Are you in the 30% Danger Zone?

Are you in the 30% Danger Zone?

May 21, 2018

Closing a major customer can be one of the best feelings for entrepreneurs. Getting a major contract or order can completely change the trajectory of a business by providing much-needed cash flow and validating months or years of work.

However, closing a big sale like this can be a double-edged sword. 

The Tyranny of the Big Sale

When a company makes a sale to a big customer, a number of things happen inside the company. Usually, the company needs to increase some routine expenses in order to meet the demands of the sale. This usually means hiring staff or building up some inventory above what is usually required.

This increase can strain internal processes and systems if they were not built to scale up with the increased needs. The increased staffing usually requires more specialists, meaning that delegation becomes more important. This can cripple a micromanaging owner that can't let go of the reins.

Many companies quickly realize that what worked for their production simply can't bear the weight of doubling in size so quickly. This often results in delays and decreased quality in the final product, which often compromises the Big Sale or, in worst-case scenarios, strains the company to the point of closing.

The 30% Danger Zone

Companies that survive this quick success aren't out of the woods just yet. In the consulting and M&A industries, companies that generate more than 30% of their gross revenue from a single customer are considered to be in the "Danger Zone." These companies are valued at significantly lower valuations and subject to a much higher level of scrutiny than companies that spread revenues over a more diverse clientele.

The main reason for this is profitability. Most companies run net profit margins of less than 30%. Therefore, if a customer that consists of 30% of gross revenues decides that they are terminating their business, a decently profitable company becomes an unprofitable one overnight. Now, in order to stay profitable, the company has no choice but to lay people off or find other ways of cutting expenses.

The second reason the Danger Zone is so precarious is because of Bad Customers. Most customers aren't Bad Customers. At worst, they're usually neither good nor bad, sitting somewhere in the middle. However, a fairly large minority of customers will be what anyone would consider to be a Bad Customer. These are your classic customers that demand too much, communicate too little, and rarely pay in full or on time. Many of these Bad Customers can be malicious and cut-throat. If one of these Bad Customers is a 30%+ customer, they can take advantage of the situation.

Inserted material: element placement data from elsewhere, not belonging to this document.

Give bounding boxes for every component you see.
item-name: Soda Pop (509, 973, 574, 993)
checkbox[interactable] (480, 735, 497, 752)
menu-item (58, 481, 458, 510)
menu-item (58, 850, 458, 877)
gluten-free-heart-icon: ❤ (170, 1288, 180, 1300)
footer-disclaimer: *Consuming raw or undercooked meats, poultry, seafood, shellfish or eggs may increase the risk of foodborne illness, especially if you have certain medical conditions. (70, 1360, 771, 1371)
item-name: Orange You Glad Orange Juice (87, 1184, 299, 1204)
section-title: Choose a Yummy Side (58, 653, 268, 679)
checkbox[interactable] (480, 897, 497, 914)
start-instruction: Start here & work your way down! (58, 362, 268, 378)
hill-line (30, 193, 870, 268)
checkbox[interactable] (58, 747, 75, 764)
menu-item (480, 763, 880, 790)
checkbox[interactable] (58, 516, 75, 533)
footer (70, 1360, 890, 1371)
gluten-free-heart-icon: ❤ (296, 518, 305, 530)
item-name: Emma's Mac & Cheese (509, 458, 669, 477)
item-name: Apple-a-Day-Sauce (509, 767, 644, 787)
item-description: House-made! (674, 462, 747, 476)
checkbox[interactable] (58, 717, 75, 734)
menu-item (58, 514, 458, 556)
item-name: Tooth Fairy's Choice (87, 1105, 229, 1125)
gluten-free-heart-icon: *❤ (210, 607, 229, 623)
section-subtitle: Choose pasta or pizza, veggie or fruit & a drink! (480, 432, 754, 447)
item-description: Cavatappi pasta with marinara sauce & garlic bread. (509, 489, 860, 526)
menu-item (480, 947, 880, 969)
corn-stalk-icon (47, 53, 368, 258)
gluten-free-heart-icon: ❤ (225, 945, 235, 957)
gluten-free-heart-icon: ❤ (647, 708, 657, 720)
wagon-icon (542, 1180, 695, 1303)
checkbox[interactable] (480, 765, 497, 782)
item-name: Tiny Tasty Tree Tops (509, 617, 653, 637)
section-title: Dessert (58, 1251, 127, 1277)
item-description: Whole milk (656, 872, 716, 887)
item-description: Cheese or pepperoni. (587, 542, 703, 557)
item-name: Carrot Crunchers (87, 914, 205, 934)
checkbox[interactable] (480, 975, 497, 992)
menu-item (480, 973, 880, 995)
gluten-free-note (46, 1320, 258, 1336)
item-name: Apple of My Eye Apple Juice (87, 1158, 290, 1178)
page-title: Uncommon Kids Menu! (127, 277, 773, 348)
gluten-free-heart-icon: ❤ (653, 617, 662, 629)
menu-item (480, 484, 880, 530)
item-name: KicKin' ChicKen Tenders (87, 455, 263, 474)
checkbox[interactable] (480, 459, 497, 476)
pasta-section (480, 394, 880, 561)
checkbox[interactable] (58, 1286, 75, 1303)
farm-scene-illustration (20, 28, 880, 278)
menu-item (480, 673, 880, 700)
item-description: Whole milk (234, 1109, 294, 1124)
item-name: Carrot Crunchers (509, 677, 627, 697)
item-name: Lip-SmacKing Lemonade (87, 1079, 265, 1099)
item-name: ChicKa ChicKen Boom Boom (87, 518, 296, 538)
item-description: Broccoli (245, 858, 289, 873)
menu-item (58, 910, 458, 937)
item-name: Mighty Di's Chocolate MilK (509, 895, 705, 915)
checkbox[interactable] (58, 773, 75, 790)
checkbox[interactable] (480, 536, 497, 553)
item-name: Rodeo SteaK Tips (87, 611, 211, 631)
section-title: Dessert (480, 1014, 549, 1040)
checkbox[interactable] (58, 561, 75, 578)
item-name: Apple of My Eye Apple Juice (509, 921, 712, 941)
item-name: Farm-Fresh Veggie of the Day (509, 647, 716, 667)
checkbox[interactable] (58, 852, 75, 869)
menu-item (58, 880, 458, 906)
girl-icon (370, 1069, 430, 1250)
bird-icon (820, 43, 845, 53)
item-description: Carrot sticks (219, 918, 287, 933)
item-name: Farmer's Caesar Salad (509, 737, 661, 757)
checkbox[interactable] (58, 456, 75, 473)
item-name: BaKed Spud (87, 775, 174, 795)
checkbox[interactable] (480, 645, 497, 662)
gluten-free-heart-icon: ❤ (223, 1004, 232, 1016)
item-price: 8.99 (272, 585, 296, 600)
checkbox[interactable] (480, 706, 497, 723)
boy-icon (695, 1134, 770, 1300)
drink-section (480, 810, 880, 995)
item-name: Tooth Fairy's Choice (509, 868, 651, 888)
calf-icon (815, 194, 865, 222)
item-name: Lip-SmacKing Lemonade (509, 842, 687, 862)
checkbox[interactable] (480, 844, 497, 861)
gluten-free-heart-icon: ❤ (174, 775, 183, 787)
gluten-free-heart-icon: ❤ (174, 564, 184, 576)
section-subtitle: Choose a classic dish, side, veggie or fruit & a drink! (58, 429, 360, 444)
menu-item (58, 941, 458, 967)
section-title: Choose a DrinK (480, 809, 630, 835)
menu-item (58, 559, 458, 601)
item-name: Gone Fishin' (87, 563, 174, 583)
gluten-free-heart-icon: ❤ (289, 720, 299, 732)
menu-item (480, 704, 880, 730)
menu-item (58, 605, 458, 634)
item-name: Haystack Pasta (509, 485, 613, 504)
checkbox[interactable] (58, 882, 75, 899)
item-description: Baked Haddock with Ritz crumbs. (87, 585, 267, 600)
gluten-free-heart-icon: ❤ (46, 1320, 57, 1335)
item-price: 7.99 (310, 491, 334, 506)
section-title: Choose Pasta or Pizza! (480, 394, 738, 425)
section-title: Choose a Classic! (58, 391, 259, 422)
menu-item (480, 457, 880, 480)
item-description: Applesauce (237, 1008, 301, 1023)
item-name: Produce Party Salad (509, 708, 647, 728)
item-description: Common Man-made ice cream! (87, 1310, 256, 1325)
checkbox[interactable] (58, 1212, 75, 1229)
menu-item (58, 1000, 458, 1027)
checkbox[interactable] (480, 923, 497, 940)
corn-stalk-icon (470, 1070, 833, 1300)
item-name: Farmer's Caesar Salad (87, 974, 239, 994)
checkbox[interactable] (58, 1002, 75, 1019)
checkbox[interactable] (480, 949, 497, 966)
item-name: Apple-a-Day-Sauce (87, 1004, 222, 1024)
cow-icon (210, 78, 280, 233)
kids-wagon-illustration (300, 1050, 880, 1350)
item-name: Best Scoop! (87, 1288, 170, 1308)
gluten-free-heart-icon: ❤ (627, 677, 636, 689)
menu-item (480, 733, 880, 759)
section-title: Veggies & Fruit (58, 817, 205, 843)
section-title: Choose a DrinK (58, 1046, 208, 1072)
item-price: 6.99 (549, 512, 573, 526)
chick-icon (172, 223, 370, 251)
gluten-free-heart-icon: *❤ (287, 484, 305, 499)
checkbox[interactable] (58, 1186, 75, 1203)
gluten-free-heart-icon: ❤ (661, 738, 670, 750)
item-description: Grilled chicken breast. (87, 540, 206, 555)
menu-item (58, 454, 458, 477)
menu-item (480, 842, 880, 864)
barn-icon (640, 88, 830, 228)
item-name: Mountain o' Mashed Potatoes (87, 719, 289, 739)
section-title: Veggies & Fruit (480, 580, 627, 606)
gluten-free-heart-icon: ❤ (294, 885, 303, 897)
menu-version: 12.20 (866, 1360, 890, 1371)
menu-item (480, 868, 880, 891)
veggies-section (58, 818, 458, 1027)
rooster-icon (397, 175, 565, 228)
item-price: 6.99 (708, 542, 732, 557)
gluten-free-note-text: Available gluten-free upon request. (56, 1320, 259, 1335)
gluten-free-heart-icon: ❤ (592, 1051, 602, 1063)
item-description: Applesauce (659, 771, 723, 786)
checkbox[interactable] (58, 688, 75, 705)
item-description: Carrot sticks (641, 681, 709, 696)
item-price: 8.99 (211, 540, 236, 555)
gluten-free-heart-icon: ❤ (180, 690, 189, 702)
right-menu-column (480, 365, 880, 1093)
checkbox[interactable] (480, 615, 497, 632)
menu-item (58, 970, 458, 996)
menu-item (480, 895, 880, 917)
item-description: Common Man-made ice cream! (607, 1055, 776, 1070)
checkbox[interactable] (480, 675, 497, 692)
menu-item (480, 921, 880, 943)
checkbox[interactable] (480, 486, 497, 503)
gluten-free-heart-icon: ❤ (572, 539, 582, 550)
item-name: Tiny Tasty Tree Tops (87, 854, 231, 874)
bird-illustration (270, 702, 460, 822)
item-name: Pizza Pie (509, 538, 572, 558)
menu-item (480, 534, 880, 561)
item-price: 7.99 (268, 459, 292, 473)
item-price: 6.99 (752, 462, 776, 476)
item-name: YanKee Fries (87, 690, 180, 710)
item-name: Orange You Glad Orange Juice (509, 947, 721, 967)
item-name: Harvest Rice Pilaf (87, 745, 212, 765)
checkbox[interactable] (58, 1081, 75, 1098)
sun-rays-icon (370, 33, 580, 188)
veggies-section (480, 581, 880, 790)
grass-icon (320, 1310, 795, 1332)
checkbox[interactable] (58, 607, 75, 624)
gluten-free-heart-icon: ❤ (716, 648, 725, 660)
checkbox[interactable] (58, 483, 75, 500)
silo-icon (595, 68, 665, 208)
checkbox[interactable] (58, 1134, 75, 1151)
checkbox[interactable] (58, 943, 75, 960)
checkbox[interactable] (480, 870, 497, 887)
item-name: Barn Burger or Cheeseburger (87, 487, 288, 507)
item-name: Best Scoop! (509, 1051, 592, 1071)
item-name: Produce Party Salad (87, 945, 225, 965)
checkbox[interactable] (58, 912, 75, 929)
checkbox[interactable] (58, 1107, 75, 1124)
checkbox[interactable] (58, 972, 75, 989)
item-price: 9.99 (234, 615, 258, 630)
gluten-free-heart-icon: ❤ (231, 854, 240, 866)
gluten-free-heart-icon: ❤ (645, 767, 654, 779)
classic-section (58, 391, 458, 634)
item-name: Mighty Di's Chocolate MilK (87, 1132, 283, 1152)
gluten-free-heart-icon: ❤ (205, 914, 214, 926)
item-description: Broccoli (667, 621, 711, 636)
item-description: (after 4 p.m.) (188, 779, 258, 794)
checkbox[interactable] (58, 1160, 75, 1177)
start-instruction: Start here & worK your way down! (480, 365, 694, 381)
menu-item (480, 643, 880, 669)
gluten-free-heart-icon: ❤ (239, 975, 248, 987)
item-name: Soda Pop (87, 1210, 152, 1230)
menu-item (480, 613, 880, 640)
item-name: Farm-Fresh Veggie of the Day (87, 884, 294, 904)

I have seen companies intentionally cancel orders, refuse orders on arbitrary grounds, and withhold payment for arbitrary reasons. There's an entire class of customers that are notorious in the collections industry as being the types that only make a payment after lawyers get involved. These Bad Customers can take advantage of a company.

Avoiding the Danger Zone

Avoiding the Danger Zone is, unfortunately, not always possible. A lawyer can help, because we mitigate the risks involved with dealing with these types of customers. There are a number of things that we can do to minimize your exposure to a Bad Customer, such as negotiating

  1. Sales parameters, including specifications for delivery, payment, and quality, so that there are less opportunities to "wiggle out" of obligations,
  2. Minimum purchase requirements, that ensure that at least some base level of purchasing will be conducted by the customer,
  3. Fee-shifting provisions, which require the losing party to pay for attorney's fees and other costs of collections,
  4. Term lengths, which commit a customer and company to work for an extended period of time, or at least giving the company an opportunity to respond to significant changes in the relationship,
  5. Liability limits and shifting, so that a company does not become responsible for actions taken by the customer,

and many other provisions that are designed to increase transparency and mitigate the risks of navigating the Danger Zone.

Arguably the best way to navigate the Danger Zone is to grow through it. A successful entrepreneur told me that the best day of his life was when he signed that 30%+ Big Sale customer. He told me that the worst day of his life was the next day, because he then recognized the dangerous position it put his company in. Instead, he used that as motivation to grow the company to such a level that one customer couldn't bankrupt their operations. So he redoubled his sales efforts and was actually able to use the Big Sale as leverage to sign two other customers in a short period of time.

Bottom Line

Having a single customer that generates more than 30% of a company's gross revenues can be a significant liability. This is largely because the loss of that customer can instantaneously make a company unprofitable, and many customers use this as leverage to get what they want. However, well-drafted contracts can help to mitigate this risk.